The gods have already graced them with two unlikely hosts, and Cohen acknowledges they wanted movie stars — not a comedian — to head the show. ”We did have to win them over,” says Cohen. ”Anne has admitted she said no to us first, but we didn’t take no for an answer. Once we had James secure, we went back to her.”

Since Hathaway and Franco have less of a background in comedy than previous Oscar hosts (including last year’s cohosts, Alec Baldwin and Steve Martin), the gig will change. Neither of the new MCs wants to do a long stand-up monologue, so expect a shorter opening with some jokes, music, and dancing.
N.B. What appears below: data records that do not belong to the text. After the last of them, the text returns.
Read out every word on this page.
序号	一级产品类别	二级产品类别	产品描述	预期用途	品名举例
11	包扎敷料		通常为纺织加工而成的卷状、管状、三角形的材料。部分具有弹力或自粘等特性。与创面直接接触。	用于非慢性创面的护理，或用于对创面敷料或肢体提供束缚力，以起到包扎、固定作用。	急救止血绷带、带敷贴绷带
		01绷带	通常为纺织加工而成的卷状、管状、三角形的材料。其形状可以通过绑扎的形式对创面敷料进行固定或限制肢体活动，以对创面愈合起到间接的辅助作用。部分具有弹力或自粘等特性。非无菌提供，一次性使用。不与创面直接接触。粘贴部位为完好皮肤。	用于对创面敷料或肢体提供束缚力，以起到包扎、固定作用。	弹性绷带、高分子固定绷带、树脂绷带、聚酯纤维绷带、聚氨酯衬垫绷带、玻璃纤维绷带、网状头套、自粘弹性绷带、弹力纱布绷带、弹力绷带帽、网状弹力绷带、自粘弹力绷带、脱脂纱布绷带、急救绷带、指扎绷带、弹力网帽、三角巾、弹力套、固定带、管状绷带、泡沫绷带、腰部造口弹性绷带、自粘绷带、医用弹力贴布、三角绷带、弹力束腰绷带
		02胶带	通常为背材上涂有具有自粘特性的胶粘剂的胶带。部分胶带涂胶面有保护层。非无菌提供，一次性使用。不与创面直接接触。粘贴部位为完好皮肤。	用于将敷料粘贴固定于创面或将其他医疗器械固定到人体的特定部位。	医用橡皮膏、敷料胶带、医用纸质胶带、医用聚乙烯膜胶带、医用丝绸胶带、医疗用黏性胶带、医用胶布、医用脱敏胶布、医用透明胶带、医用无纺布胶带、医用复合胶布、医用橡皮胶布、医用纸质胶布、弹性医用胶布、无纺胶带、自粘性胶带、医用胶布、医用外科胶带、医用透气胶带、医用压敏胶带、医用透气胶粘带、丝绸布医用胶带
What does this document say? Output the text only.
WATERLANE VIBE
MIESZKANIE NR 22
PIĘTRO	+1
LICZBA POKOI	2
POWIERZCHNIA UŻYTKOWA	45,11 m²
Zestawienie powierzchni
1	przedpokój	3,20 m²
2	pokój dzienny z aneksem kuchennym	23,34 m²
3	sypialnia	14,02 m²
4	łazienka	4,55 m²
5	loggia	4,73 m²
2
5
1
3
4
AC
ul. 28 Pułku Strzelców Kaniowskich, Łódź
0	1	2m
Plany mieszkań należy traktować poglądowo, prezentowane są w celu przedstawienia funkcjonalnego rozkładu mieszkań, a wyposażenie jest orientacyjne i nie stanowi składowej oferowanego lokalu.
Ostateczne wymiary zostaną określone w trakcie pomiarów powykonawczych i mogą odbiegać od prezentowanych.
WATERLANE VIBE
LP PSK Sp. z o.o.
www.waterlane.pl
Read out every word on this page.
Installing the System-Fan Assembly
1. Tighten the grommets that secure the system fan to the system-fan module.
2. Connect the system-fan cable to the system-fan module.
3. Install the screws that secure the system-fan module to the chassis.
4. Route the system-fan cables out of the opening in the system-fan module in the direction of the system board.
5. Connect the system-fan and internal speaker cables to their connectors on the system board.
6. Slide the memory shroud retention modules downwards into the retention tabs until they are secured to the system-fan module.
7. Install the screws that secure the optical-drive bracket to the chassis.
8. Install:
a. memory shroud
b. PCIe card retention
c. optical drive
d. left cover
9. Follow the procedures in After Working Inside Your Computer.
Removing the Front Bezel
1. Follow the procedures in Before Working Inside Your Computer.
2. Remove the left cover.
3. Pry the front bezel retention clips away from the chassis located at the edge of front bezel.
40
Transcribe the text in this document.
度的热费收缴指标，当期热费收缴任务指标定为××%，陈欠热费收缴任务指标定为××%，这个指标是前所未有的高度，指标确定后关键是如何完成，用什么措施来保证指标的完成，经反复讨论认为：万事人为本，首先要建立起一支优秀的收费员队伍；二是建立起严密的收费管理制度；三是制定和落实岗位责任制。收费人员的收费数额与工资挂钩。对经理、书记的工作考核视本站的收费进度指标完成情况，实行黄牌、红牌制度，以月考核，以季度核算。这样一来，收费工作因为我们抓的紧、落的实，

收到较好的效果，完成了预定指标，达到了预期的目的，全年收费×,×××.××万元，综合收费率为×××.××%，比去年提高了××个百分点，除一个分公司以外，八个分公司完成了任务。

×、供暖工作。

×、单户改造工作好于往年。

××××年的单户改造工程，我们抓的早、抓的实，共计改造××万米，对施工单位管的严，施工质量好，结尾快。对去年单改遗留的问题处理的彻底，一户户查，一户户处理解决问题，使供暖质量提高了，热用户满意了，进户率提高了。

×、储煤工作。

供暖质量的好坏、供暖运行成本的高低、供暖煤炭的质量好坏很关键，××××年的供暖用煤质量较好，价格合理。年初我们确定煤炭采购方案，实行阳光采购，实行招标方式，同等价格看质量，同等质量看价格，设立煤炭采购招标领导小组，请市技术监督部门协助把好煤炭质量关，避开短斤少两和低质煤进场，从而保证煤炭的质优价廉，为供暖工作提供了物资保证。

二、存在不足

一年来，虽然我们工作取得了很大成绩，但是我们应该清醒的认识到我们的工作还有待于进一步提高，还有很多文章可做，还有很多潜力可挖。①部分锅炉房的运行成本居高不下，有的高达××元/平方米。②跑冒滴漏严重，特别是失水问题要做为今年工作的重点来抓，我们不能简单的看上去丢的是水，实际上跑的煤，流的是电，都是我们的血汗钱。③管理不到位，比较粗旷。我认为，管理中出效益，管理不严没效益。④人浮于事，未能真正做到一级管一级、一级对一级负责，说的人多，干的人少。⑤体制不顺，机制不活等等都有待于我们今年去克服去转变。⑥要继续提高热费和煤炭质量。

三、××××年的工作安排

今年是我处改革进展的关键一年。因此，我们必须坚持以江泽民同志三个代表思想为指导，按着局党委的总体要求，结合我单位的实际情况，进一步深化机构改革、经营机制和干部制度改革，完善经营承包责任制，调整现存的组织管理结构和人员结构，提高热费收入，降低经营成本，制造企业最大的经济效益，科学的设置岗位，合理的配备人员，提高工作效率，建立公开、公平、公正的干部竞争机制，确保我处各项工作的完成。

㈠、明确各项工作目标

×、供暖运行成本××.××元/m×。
In fact, the producers plan to make all the set pieces, sketches, and clip packages leaner than in years past. ”There will be plenty of that, but we have tried to construct that part of the show with an eye toward keeping it a tight night,” says Cohen, who adds that he and Mischer postponed discussing how to handle one notorious time filler — the Best Original Song category — until after the nominees were announced.

”If you’re fortunate enough to design it in a way that moves more quickly, it can’t be at the expense of cutting the heart and emotion out of it,” Mischer says, adding that he’ll cue the music if he has to. ”My goal as a director — my fantasy — would be that never once in the course of the evening do we ever have to play anyone off.”

Oscar gods, prepare to work overtime.